Other artists find ways to imagine the environments in which these two-way acts of observation might take place. Flo Maak, for instance, uses c-prints and manipulated images to produce impossible spaces in which various beasts sit, somewhat uneasily, in artificial scenarios. Wesley Meuris on the other hand both draws and literally constructs exhibition spaces such as enclosures, tanks, and cages where life might be enclosed and studied, whilst Sonia Shiel has made a crappy, riotous habitat from detritus; it hovers perilously yet comically between constructed and natural worlds.
Nestled within these more overt subject matters and concerns is a tacit theme: nature presents humans with an ontological threat. Our humanity is enfolded within nature and inseparable from it. Hence, easy distinctions such as those between creature / environment; natural / artificial; animal / human become increasingly fluid; untenable even. Inevitably, nature will get us in the end.

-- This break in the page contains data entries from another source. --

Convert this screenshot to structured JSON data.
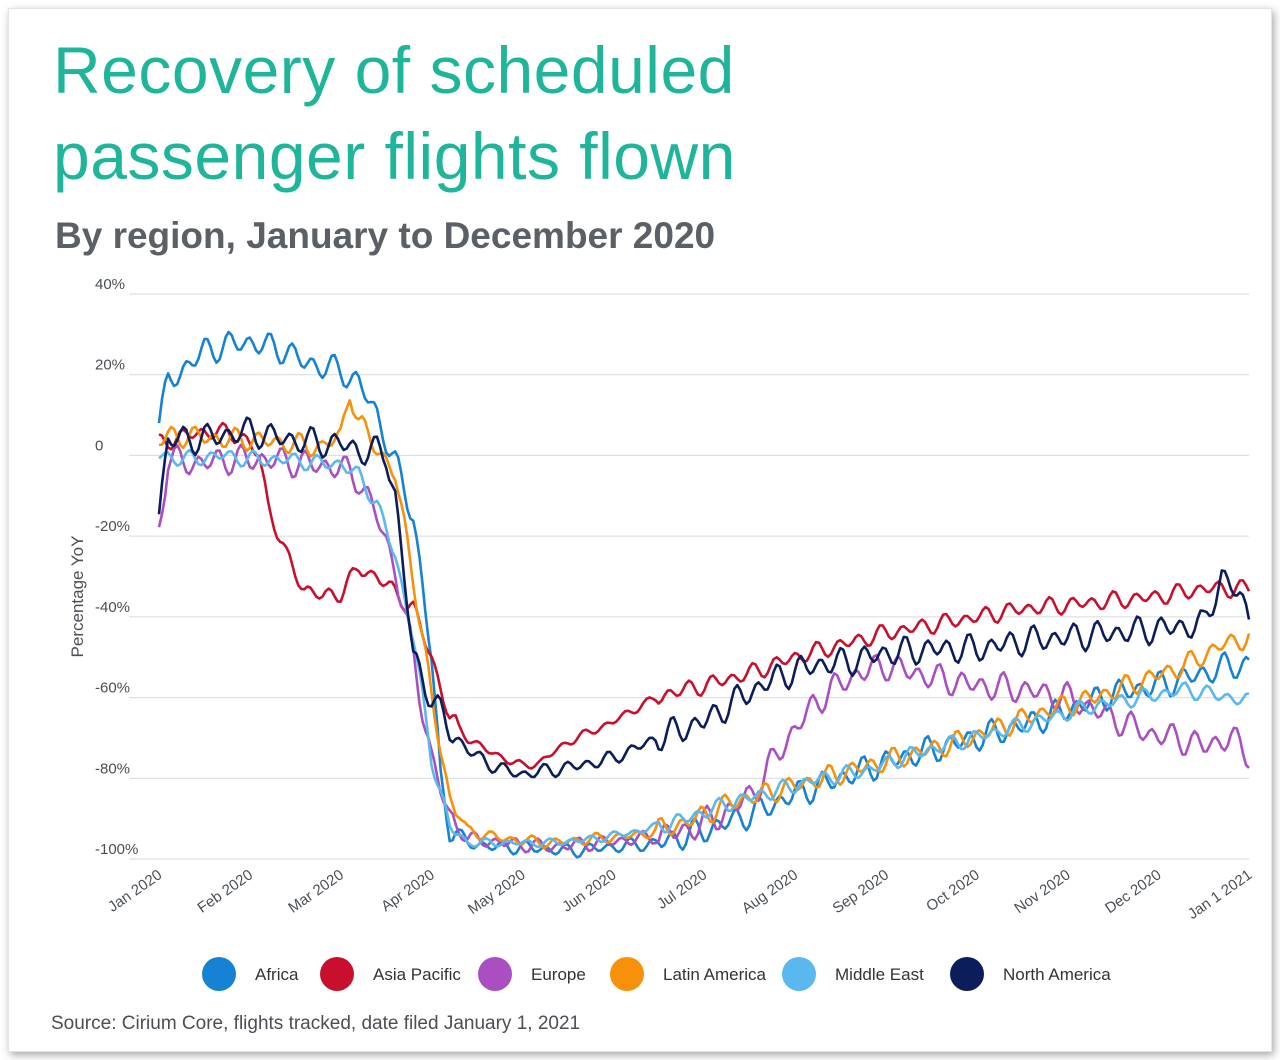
{
  "title": "Recovery of scheduled passenger flights flown",
  "subtitle": "By region, January to December 2020",
  "source": "Source: Cirium Core, flights tracked, date filed January 1, 2021",
  "chart_data": {
    "type": "line",
    "title": "Recovery of scheduled passenger flights flown",
    "subtitle": "By region, January to December 2020",
    "ylabel": "Percentage YoY",
    "xlabel": "",
    "ylim": [
      -100,
      40
    ],
    "yticks": [
      40,
      20,
      0,
      -20,
      -40,
      -60,
      -80,
      -100
    ],
    "ytick_labels": [
      "40%",
      "20%",
      "0",
      "-20%",
      "-40%",
      "-60%",
      "-80%",
      "-100%"
    ],
    "xtick_labels": [
      "Jan 2020",
      "Feb 2020",
      "Mar 2020",
      "Apr 2020",
      "May 2020",
      "Jun 2020",
      "Jul 2020",
      "Aug 2020",
      "Sep 2020",
      "Oct 2020",
      "Nov 2020",
      "Dec 2020",
      "Jan 1 2021"
    ],
    "x_unit": "month index (0 = Jan 1 2020, 12 = Jan 1 2021)",
    "grid": true,
    "legend_position": "bottom",
    "series": [
      {
        "name": "Africa",
        "color": "#1582d3",
        "points": [
          [
            0,
            8
          ],
          [
            0.1,
            18
          ],
          [
            0.3,
            22
          ],
          [
            0.5,
            26
          ],
          [
            0.7,
            27
          ],
          [
            0.9,
            28
          ],
          [
            1.0,
            28
          ],
          [
            1.2,
            27
          ],
          [
            1.4,
            26
          ],
          [
            1.6,
            23
          ],
          [
            1.8,
            22
          ],
          [
            2.0,
            21
          ],
          [
            2.2,
            18
          ],
          [
            2.4,
            10
          ],
          [
            2.6,
            -2
          ],
          [
            2.8,
            -15
          ],
          [
            3.0,
            -50
          ],
          [
            3.1,
            -80
          ],
          [
            3.2,
            -92
          ],
          [
            3.4,
            -96
          ],
          [
            3.7,
            -97
          ],
          [
            4.0,
            -97
          ],
          [
            4.5,
            -98
          ],
          [
            5.0,
            -97
          ],
          [
            5.5,
            -96
          ],
          [
            6.0,
            -93
          ],
          [
            6.5,
            -89
          ],
          [
            7.0,
            -84
          ],
          [
            7.5,
            -80
          ],
          [
            8.0,
            -76
          ],
          [
            8.5,
            -73
          ],
          [
            9.0,
            -70
          ],
          [
            9.5,
            -67
          ],
          [
            10.0,
            -63
          ],
          [
            10.5,
            -59
          ],
          [
            11.0,
            -57
          ],
          [
            11.5,
            -54
          ],
          [
            11.8,
            -52
          ],
          [
            12.0,
            -52
          ]
        ]
      },
      {
        "name": "Asia Pacific",
        "color": "#c8102e",
        "points": [
          [
            0,
            3
          ],
          [
            0.3,
            5
          ],
          [
            0.6,
            6
          ],
          [
            0.9,
            5
          ],
          [
            1.1,
            0
          ],
          [
            1.2,
            -12
          ],
          [
            1.4,
            -25
          ],
          [
            1.6,
            -33
          ],
          [
            1.8,
            -35
          ],
          [
            2.0,
            -34
          ],
          [
            2.2,
            -28
          ],
          [
            2.4,
            -30
          ],
          [
            2.6,
            -34
          ],
          [
            2.8,
            -38
          ],
          [
            3.0,
            -50
          ],
          [
            3.2,
            -65
          ],
          [
            3.4,
            -70
          ],
          [
            3.6,
            -73
          ],
          [
            3.8,
            -75
          ],
          [
            4.0,
            -77
          ],
          [
            4.2,
            -76
          ],
          [
            4.5,
            -71
          ],
          [
            4.8,
            -68
          ],
          [
            5.0,
            -66
          ],
          [
            5.3,
            -62
          ],
          [
            5.6,
            -59
          ],
          [
            6.0,
            -57
          ],
          [
            6.5,
            -54
          ],
          [
            7.0,
            -50
          ],
          [
            7.5,
            -47
          ],
          [
            8.0,
            -44
          ],
          [
            8.5,
            -42
          ],
          [
            9.0,
            -40
          ],
          [
            9.5,
            -38
          ],
          [
            10.0,
            -37
          ],
          [
            10.5,
            -36
          ],
          [
            11.0,
            -35
          ],
          [
            11.5,
            -33
          ],
          [
            11.8,
            -33
          ],
          [
            12.0,
            -33
          ]
        ]
      },
      {
        "name": "Europe",
        "color": "#a94fc2",
        "points": [
          [
            0,
            -18
          ],
          [
            0.1,
            -1
          ],
          [
            0.4,
            -2
          ],
          [
            0.8,
            -1
          ],
          [
            1.2,
            -1
          ],
          [
            1.6,
            -2
          ],
          [
            2.0,
            -3
          ],
          [
            2.2,
            -6
          ],
          [
            2.4,
            -15
          ],
          [
            2.6,
            -28
          ],
          [
            2.8,
            -50
          ],
          [
            3.0,
            -75
          ],
          [
            3.2,
            -90
          ],
          [
            3.4,
            -95
          ],
          [
            3.8,
            -96
          ],
          [
            4.3,
            -97
          ],
          [
            4.8,
            -96
          ],
          [
            5.3,
            -95
          ],
          [
            5.8,
            -93
          ],
          [
            6.0,
            -91
          ],
          [
            6.3,
            -88
          ],
          [
            6.6,
            -82
          ],
          [
            6.8,
            -74
          ],
          [
            7.0,
            -68
          ],
          [
            7.2,
            -62
          ],
          [
            7.4,
            -58
          ],
          [
            7.7,
            -54
          ],
          [
            8.0,
            -52
          ],
          [
            8.5,
            -55
          ],
          [
            9.0,
            -57
          ],
          [
            9.5,
            -58
          ],
          [
            10.0,
            -60
          ],
          [
            10.5,
            -65
          ],
          [
            10.9,
            -69
          ],
          [
            11.2,
            -70
          ],
          [
            11.5,
            -72
          ],
          [
            11.8,
            -70
          ],
          [
            12.0,
            -74
          ]
        ]
      },
      {
        "name": "Latin America",
        "color": "#f7900a",
        "points": [
          [
            0,
            4
          ],
          [
            0.3,
            5
          ],
          [
            0.7,
            4
          ],
          [
            1.0,
            4
          ],
          [
            1.4,
            3
          ],
          [
            1.8,
            2
          ],
          [
            2.0,
            5
          ],
          [
            2.1,
            16
          ],
          [
            2.2,
            8
          ],
          [
            2.4,
            2
          ],
          [
            2.6,
            -5
          ],
          [
            2.8,
            -30
          ],
          [
            3.0,
            -60
          ],
          [
            3.2,
            -85
          ],
          [
            3.4,
            -93
          ],
          [
            3.8,
            -95
          ],
          [
            4.3,
            -96
          ],
          [
            4.8,
            -95
          ],
          [
            5.3,
            -94
          ],
          [
            5.8,
            -91
          ],
          [
            6.3,
            -86
          ],
          [
            6.8,
            -83
          ],
          [
            7.3,
            -80
          ],
          [
            7.8,
            -77
          ],
          [
            8.3,
            -74
          ],
          [
            8.8,
            -71
          ],
          [
            9.3,
            -67
          ],
          [
            9.8,
            -63
          ],
          [
            10.3,
            -60
          ],
          [
            10.8,
            -56
          ],
          [
            11.3,
            -52
          ],
          [
            11.7,
            -47
          ],
          [
            12.0,
            -45
          ]
        ]
      },
      {
        "name": "Middle East",
        "color": "#5bb8ef",
        "points": [
          [
            0,
            0
          ],
          [
            0.3,
            -1
          ],
          [
            0.7,
            0
          ],
          [
            1.0,
            -1
          ],
          [
            1.4,
            -1
          ],
          [
            1.8,
            -2
          ],
          [
            2.0,
            -2
          ],
          [
            2.2,
            -5
          ],
          [
            2.4,
            -12
          ],
          [
            2.6,
            -25
          ],
          [
            2.8,
            -45
          ],
          [
            3.0,
            -75
          ],
          [
            3.2,
            -92
          ],
          [
            3.4,
            -96
          ],
          [
            3.8,
            -96
          ],
          [
            4.3,
            -96
          ],
          [
            4.8,
            -95
          ],
          [
            5.3,
            -93
          ],
          [
            5.8,
            -90
          ],
          [
            6.3,
            -86
          ],
          [
            6.8,
            -83
          ],
          [
            7.3,
            -80
          ],
          [
            7.8,
            -78
          ],
          [
            8.3,
            -74
          ],
          [
            8.8,
            -71
          ],
          [
            9.3,
            -68
          ],
          [
            9.8,
            -65
          ],
          [
            10.3,
            -62
          ],
          [
            10.8,
            -60
          ],
          [
            11.3,
            -58
          ],
          [
            11.8,
            -60
          ],
          [
            12.0,
            -61
          ]
        ]
      },
      {
        "name": "North America",
        "color": "#0b1d5a",
        "points": [
          [
            0,
            -14
          ],
          [
            0.1,
            4
          ],
          [
            0.4,
            4
          ],
          [
            0.7,
            5
          ],
          [
            1.0,
            6
          ],
          [
            1.4,
            4
          ],
          [
            1.8,
            3
          ],
          [
            2.0,
            3
          ],
          [
            2.2,
            1
          ],
          [
            2.4,
            1
          ],
          [
            2.5,
            0
          ],
          [
            2.6,
            -10
          ],
          [
            2.7,
            -30
          ],
          [
            2.8,
            -50
          ],
          [
            3.0,
            -60
          ],
          [
            3.2,
            -68
          ],
          [
            3.4,
            -73
          ],
          [
            3.6,
            -76
          ],
          [
            3.8,
            -78
          ],
          [
            4.0,
            -79
          ],
          [
            4.3,
            -78
          ],
          [
            4.6,
            -77
          ],
          [
            5.0,
            -75
          ],
          [
            5.3,
            -72
          ],
          [
            5.6,
            -69
          ],
          [
            6.0,
            -66
          ],
          [
            6.4,
            -60
          ],
          [
            6.8,
            -55
          ],
          [
            7.2,
            -52
          ],
          [
            7.6,
            -51
          ],
          [
            8.0,
            -49
          ],
          [
            8.5,
            -48
          ],
          [
            9.0,
            -48
          ],
          [
            9.5,
            -46
          ],
          [
            10.0,
            -45
          ],
          [
            10.5,
            -44
          ],
          [
            11.0,
            -43
          ],
          [
            11.5,
            -42
          ],
          [
            11.7,
            -30
          ],
          [
            11.9,
            -35
          ],
          [
            12.0,
            -40
          ]
        ]
      }
    ]
  }
}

As I finish writing this I’m looking over at the dog who’s sharing the room with me. Just now she’s resolutely and stubbornly refusing to be a metaphor for anything in particular. I don’t see anything being signified but rather a shitting bundle of fur, teeth and barks that dozes in the corner occasionally looking up at me bored and askance. If animals are an allegory for anything, then perhaps it is what I want art to be like. If art is the creation of new things in the world that we don’t understand then perhaps art is creaturely and feral. Animals, like the best art, are not reducible to metaphorical meaning; they have lives that sit outside human systems of reference and signification. They are lawless little perverts running amok leaving their fluids and faeces all over the shiny surfaces we spend our lives struggling to keep clean.